Scottish Daily Mail

A complete con!

Energy price cap to rise by £120 … just weeks after it was brought in

- By Samantha Partington Money Mail Reporter

THE price cap on gas and electricit­y tariffs is being hiked by nearly £120 just weeks after it was introduced – leaving 15million households ‘utterly conned’ and facing higher bills.

Two years after concerns were raised that the public was being ripped off by the big suppliers, energy watchdog Ofgem brought in the cap on January 1 and promised it would save customers an average of £76 a year.

But yesterday it said it will lift the limit in April by £117 to £1,254 a year for 11million households on standard variable gas and electricit­y tariffs. Another four million customers with prepayment meters will see their cap rise by £106 to £1,242 a year.

Richard Neudegg, head of regulation at price comparison site uSwitch, last night said it was now ‘crystal clear’ that households were never going to make the savings they were promised. He added: ‘People could be forgiven for feeling that they have been completely and utterly conned by the Government’s energy price cap.

‘Ofgem proudly proclaimed that the cap would cut bills by an average of £76 a year when it came into force at the beginning of January, but just weeks later it is announcing a jaw-dropping increase. Standard tariffs were a bad deal before the cap came in, and they are still a bad deal now.’

The new cap, which will last six months, is blamed on rises in wholesale costs and will add £1.7billion to household energy bills.

Alex Neill, of consumer group Which?, said: ‘This eye-watering increase to the price cap will be a shock to the system for people who thought that it would protect them from rising bills.’

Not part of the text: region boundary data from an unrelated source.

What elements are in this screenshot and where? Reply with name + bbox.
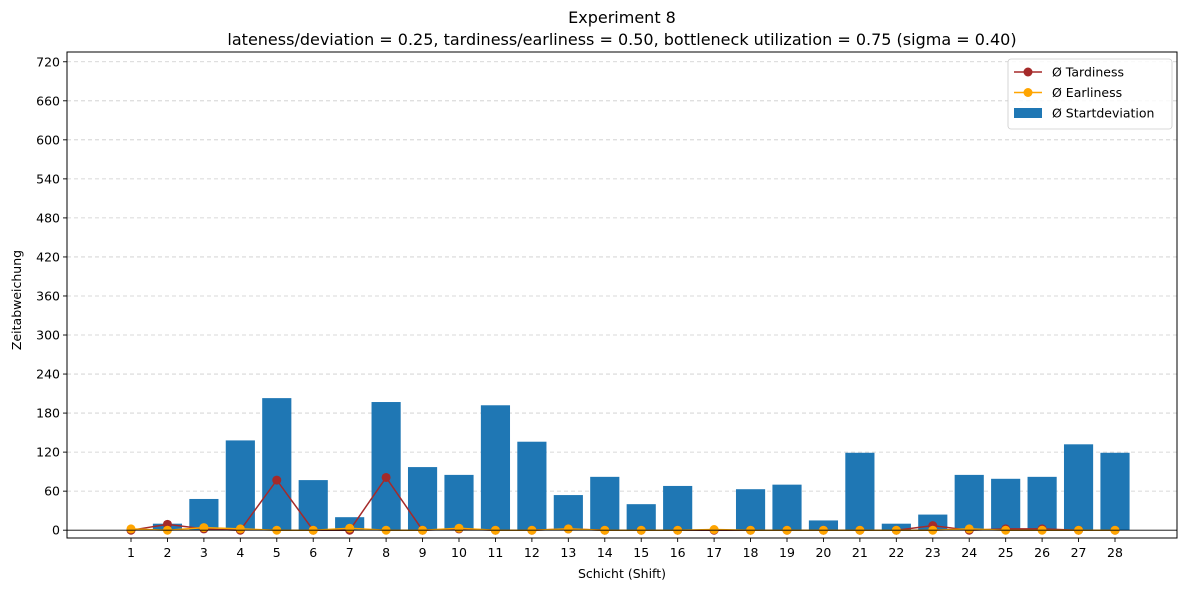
chart-title: Experiment 8 — [568, 8, 676, 27]
x-tick-label: 12 — [524, 545, 540, 560]
x-tick-label: 21 — [852, 545, 868, 560]
x-tick-label: 9 — [419, 545, 427, 560]
data-point — [454, 523, 464, 533]
y-tick-label: 0 — [52, 523, 60, 538]
bar — [517, 441, 547, 531]
y-tick-label: 720 — [36, 54, 60, 69]
y-tick-label: 180 — [36, 406, 60, 421]
y-tick-label: 660 — [36, 93, 60, 108]
data-point — [235, 524, 245, 534]
bar — [1063, 444, 1094, 531]
y-tick-label: 240 — [36, 367, 60, 382]
line-series — [126, 472, 1120, 535]
data-point — [709, 525, 719, 535]
data-point — [126, 524, 136, 534]
x-tick-label: 8 — [382, 545, 390, 560]
x-axis-label: Schicht (Shift) — [578, 566, 666, 581]
bar — [444, 474, 474, 531]
bar — [298, 480, 328, 531]
legend: Ø Tardiness Ø Earliness Ø Startdeviation — [1007, 58, 1173, 130]
data-point — [272, 475, 282, 485]
data-point — [563, 524, 573, 534]
bar — [735, 489, 766, 531]
legend-label: Ø Earliness — [1052, 85, 1122, 100]
y-axis-ticks: 0 60 120 180 240 300 360 420 480 540 600 660 720 — [36, 54, 67, 538]
x-tick-label: 11 — [487, 545, 503, 560]
x-tick-label: 14 — [597, 545, 613, 560]
x-tick-label: 26 — [1034, 545, 1050, 560]
x-tick-label: 19 — [779, 545, 795, 560]
chart-subtitle: lateness/deviation = 0.25, tardiness/ear… — [227, 30, 1016, 49]
bar — [553, 495, 583, 531]
x-tick-label: 20 — [815, 545, 831, 560]
x-axis-ticks: 1 2 3 4 5 6 7 8 9 10 11 12 13 14 15 16 17 18 19 20 21 22 23 24 2… — [127, 538, 1123, 560]
bar — [663, 485, 693, 531]
y-axis-label: Zeitabweichung — [9, 250, 24, 350]
legend-box — [1007, 58, 1173, 130]
x-tick-label: 16 — [670, 545, 686, 560]
legend-label: Ø Startdeviation — [1052, 106, 1154, 121]
bar — [845, 452, 875, 531]
y-tick-label: 540 — [36, 171, 60, 186]
legend-label: Ø Tardiness — [1052, 65, 1124, 80]
y-tick-label: 120 — [36, 445, 60, 460]
x-tick-label: 28 — [1107, 545, 1123, 560]
bar — [407, 467, 438, 531]
bar — [480, 405, 511, 531]
x-tick-label: 18 — [743, 545, 759, 560]
y-tick-label: 300 — [36, 328, 60, 343]
x-tick-label: 22 — [888, 545, 904, 560]
x-tick-label: 15 — [633, 545, 649, 560]
y-tick-label: 600 — [36, 132, 60, 147]
x-tick-label: 23 — [925, 545, 941, 560]
data-point — [381, 472, 391, 482]
bar — [262, 398, 292, 531]
plot-frame — [66, 51, 1178, 539]
data-point — [345, 523, 355, 533]
y-tick-label: 420 — [36, 249, 60, 264]
x-tick-label: 5 — [273, 545, 281, 560]
y-tick-label: 480 — [36, 210, 60, 225]
x-tick-label: 24 — [961, 545, 977, 560]
legend-bar-swatch — [1014, 108, 1042, 118]
bar — [1100, 452, 1130, 531]
bar — [772, 484, 802, 531]
x-tick-label: 27 — [1071, 545, 1087, 560]
y-tick-label: 360 — [36, 288, 60, 303]
x-tick-label: 25 — [998, 545, 1014, 560]
bar — [590, 476, 620, 531]
x-tick-label: 6 — [309, 545, 317, 560]
x-tick-label: 2 — [163, 545, 171, 560]
bar-series — [152, 398, 1130, 531]
y-tick-label: 60 — [44, 484, 60, 499]
x-tick-label: 4 — [236, 545, 244, 560]
x-tick-label: 3 — [200, 545, 208, 560]
bar — [808, 520, 839, 531]
legend-marker — [1023, 88, 1033, 97]
legend-marker — [1023, 67, 1033, 77]
x-tick-label: 10 — [451, 545, 467, 560]
bar — [954, 474, 984, 531]
bar — [1027, 476, 1057, 531]
bar — [371, 402, 401, 531]
bar — [991, 478, 1021, 531]
data-point — [199, 523, 209, 533]
x-tick-label: 7 — [346, 545, 354, 560]
x-tick-label: 17 — [706, 545, 722, 560]
data-point — [964, 524, 974, 534]
x-tick-label: 1 — [127, 545, 135, 560]
x-tick-label: 13 — [560, 545, 576, 560]
bar — [225, 440, 255, 531]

And consumer campaigner Martin Lewis, founder of the Money Saving Expert website, described the price cap as a ‘damp squib’. He said: ‘To put this in context, the new average rate of the cap will be £1,254 a year. That’s actually £34 more than firms were charging in December before the cap launched. And as most of the “big six” providers snuggle their prices right against the cap, people will likely see that increase.’

Ofgem insisted those affected will still pay a ‘fair price’ as the rise reflected a genuine increase in underlying wholesale costs, rather than profiteeri­ng by energy firms. It said even after the increase, those on default deals will still be saving around £75 to £100 a year on average thanks to the cap.

Chief executive Dermot Nolan said: ‘We can assure these customers they remain protected from being overcharge­d for their energy. We have gone through everything and any costs that are being passed through are utterly justified.’

Claire Perry, the minister for energy and clean growth, added: ‘We were clear when we introduced the cap that prices can go up but also down.’

The next price cap review will be carried out in August for the six-month winter period which begins on October 1. But campaigner­s are now urging people to switch provider or tariff before the new cap is put in place in April.